The need for simpler treatment regimens. A regimen delivered as one tablet or capsule, once a day, is close but not yet achieved. There is no ideal regimen available, though efavirenz or nevirapine with d4T/3TC may currently come closest (difficulties in managing anaemia make AZT problematic as a basis for large scale first line treatment). Achieving WHOs goal of putting 3 million people on ARVs by 2005 is likely to depend in large part on the use of d4T/3TC/NVP whether as Triomune, GPOvir or in another formulation. There is still no answer from WHO as to where this combination is in their pre-qualification process, and it remains absent from their model Essential Drugs List.
Whatever regimens are chosen, large-scale procurement of supplies is likely to require significant investment in manufacturing plant, which will depend on guarantees of future purchases. Yet, given the limitations of these regimens, a strategy to replace them when more suitable drugs become available is also needed.

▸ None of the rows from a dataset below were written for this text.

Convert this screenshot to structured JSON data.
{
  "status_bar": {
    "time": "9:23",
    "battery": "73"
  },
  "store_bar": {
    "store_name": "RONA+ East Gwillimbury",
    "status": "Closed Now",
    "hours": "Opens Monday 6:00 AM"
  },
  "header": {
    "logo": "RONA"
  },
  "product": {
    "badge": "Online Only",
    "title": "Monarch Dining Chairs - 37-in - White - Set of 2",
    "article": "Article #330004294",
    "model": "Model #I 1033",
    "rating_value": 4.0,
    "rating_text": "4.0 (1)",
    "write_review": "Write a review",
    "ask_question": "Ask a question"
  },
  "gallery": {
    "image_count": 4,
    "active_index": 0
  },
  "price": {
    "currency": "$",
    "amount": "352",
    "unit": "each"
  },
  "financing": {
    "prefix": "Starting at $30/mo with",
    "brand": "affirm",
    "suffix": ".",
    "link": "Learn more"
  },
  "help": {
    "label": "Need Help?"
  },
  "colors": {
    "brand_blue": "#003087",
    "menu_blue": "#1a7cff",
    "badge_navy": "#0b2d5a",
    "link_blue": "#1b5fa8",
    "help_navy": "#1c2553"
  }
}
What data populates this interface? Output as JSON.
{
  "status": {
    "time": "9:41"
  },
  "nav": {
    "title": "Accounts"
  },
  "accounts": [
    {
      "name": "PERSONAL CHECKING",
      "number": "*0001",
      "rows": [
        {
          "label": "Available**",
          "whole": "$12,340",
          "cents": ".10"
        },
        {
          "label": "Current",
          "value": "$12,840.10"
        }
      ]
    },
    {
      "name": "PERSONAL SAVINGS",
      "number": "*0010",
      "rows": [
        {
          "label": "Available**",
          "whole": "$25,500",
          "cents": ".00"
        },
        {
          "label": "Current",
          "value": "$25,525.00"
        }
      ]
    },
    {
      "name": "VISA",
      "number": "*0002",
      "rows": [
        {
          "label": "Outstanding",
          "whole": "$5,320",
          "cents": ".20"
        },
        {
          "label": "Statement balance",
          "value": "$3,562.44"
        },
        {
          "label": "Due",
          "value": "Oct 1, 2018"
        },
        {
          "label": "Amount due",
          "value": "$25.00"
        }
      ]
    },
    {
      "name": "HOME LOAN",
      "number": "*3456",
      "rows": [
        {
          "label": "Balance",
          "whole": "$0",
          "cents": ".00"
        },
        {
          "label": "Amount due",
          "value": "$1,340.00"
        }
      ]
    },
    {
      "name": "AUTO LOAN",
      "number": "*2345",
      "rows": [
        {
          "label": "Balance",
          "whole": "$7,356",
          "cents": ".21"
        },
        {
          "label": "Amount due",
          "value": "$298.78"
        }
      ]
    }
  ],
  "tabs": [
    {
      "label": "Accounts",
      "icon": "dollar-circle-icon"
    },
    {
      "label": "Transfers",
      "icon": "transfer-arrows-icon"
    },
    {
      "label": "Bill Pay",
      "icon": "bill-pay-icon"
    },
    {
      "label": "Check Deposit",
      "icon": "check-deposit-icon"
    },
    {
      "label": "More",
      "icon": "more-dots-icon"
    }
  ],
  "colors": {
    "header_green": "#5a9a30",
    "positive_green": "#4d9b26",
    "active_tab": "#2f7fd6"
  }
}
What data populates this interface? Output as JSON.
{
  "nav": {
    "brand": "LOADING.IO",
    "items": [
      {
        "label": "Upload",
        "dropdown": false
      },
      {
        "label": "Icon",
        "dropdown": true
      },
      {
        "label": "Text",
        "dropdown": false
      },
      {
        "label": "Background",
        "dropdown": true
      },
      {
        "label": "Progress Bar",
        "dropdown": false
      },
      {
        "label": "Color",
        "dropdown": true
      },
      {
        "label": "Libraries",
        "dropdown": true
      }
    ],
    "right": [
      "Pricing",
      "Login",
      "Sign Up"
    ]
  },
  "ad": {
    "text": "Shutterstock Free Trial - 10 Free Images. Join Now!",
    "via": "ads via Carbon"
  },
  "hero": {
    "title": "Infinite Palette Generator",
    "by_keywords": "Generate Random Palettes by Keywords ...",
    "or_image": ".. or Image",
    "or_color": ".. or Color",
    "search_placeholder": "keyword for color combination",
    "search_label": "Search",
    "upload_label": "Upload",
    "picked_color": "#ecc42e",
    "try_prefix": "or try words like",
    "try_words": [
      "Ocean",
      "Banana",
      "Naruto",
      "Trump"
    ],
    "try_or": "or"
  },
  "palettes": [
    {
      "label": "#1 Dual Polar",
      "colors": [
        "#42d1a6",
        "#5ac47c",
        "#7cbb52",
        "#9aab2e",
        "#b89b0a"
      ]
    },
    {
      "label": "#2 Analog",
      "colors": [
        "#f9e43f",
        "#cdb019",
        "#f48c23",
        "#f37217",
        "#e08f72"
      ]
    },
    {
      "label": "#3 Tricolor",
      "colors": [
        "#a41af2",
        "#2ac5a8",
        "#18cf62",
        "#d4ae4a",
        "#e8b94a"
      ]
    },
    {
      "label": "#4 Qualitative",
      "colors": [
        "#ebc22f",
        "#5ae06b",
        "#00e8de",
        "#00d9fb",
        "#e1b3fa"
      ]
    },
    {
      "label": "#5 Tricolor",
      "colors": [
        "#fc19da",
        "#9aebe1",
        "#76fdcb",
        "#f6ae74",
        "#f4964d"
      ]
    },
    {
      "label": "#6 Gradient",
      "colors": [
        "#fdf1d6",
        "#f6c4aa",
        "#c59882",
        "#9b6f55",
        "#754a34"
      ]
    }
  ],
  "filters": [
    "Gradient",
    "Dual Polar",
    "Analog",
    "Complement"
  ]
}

Perhaps todays first choice can become tomorrows alternative to be kept in reserve, but is that enough of a guarantee to get production lines moving?
Monitoring requirements may need to be reviewed. Access to VCT including a confirmed HIV antibody test is essential, but how necessary are other baseline tests? Anaemia monitoring may only be needed with AZT-based treatment, and low-technology (visual) approaches to checking it may become available. However, the training implications of such methods may be challenging. It is suggested that if NVP liver damage is severe, this is likely to be due to an immune reaction rather than a more traditional form of hepatotoxicity. If so, then clinical vigilance may be as useful as liver enzyme tests. But how many people who are taken off NVP due to raised liver enzymes would have lost their life if the drug had not been stopped? How can we find out?
If a clinician is very experienced, it may be that ARV toxicity problems can be clinically diagnosed, from the treatment history and careful examination. However, if treatment and care is being expanded very fast, most clinical staff will not be so experienced and there may still be a great need for laboratory tests and other support.